So, Ubud is the inland tourist mecca for Balinese culture, which we lazily lapped up. Molly learned to play the gamelan and Kate carved a cool wooden mask and I learned to make a bunch of Balinese food (including these coconut/palm sugar crepe things that are unbelievable) and then we went to a dance show at the community center, in which Molly's music teacher lead the band. The dancers move like no Western person could ever hope to move - their hands bend in crazy ways and their eyes dart back and forth, accenting their movements. The next day we got ourselves up for early morning yoga at the Yoga Barn - a place designed for all of the thousands of expats running around Ubud. Even at 8 am, the place was hot and crowded with people, but it was still relaxing and counts as exercise in the tropical heat. Next we headed to the Arma art museum and looked at some Balinese paintings, the most recent of which include tourists with their cameras in the Where's Waldo style depictions. By this time, it was too hot to do anything but go to the pool and sit on our patio and play cards while sipping giant Bintang beers.
For Molly's last night, we headed out to a 3 course dinner of Cheese Plate and Wine at the DeliCat, traditional Indonesian fare at Gaia, and minimart ice cream bar. We retired early because we were all traveling the next day and wanted to get up to see the market in the morning. The Ubud market has the typical tourist stands that sell scarves and sarongs and Balinese carvings, but it also has a large food section that I discovered during my cooking class. All of the locals come here, starting at 4am, to do their grocery shopping and pick up the supplies for their offerings and haggle over mangosteens and rice and turmeric root. Getting there before breakfast (and before the heat of the day and the crush of the tour buses) means actually seeing some Ubudians going about their daily business - not to mention getting some delicious breakfast treats.

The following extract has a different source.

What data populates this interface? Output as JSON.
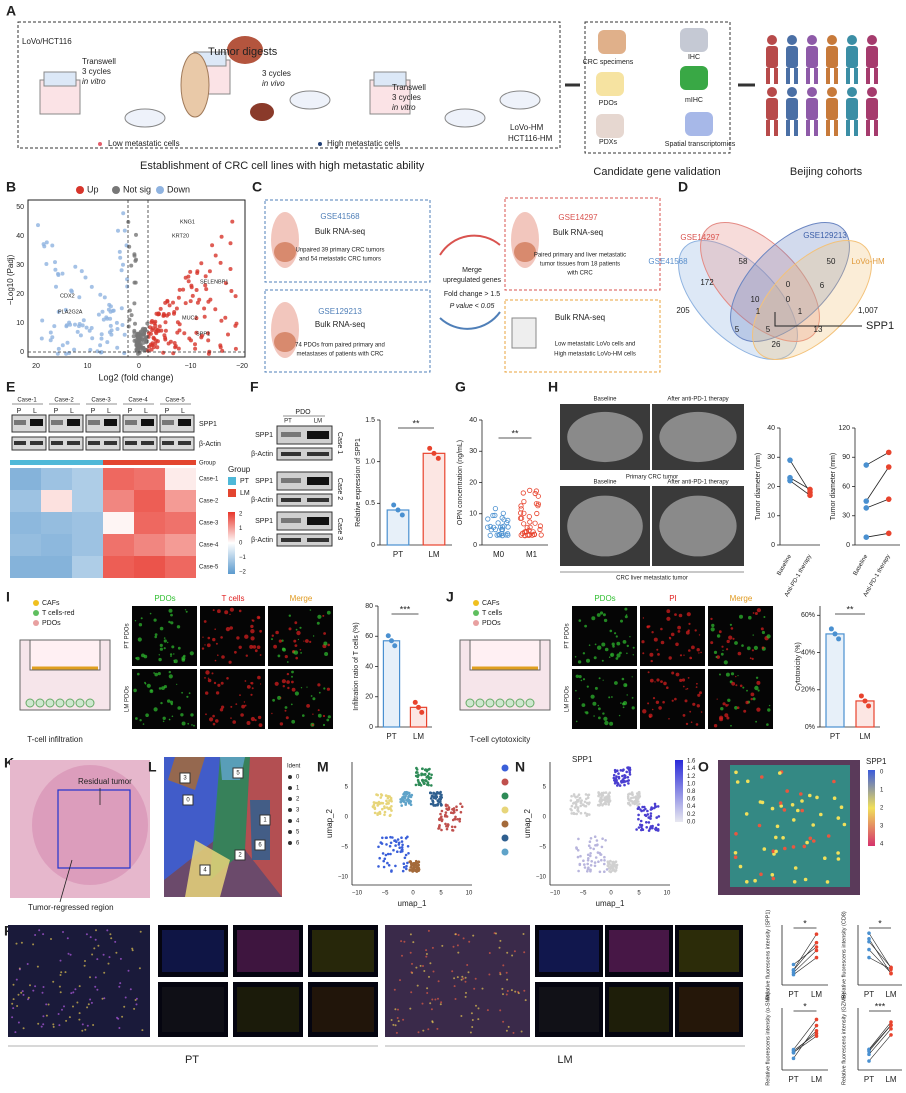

Then Molly departed (so sad!) for the airport, laden down with a whole lot of our stuff, and we departed for Lovina, a beach town on the north shore of Bali. After a 3 hour ride over the mountains and through the beautiful rice fields and terraced hillsides, we arrived at the Angsoka Hotel in Lovina ready to hit the pool and stroll along the dark sandy beach. Lovina is sleepy and quiet and surprisingly clean, the beach full of small fishing and tour boats. We watched a bunch of guys play volleyball on the town court and wondered at the fact that the town is full of older Europeans. This morning, we got up early and went out to the Lovina reef to do some snorkeling before noon. We traveled about 10 minutes in a hollowed out tree boat with bamboo outriggers tied on for stabilization. These colorful fishing boats line the beaches here. A lovely snorkel in the rolling waves followed by lunch near the beach. The rest of the afternoon will be spent indoors under fans and at computers until it's cool enough to go back out and take a long pre-dinner walk.
Tomorrow we leave charming and beautiful Bali for Java!!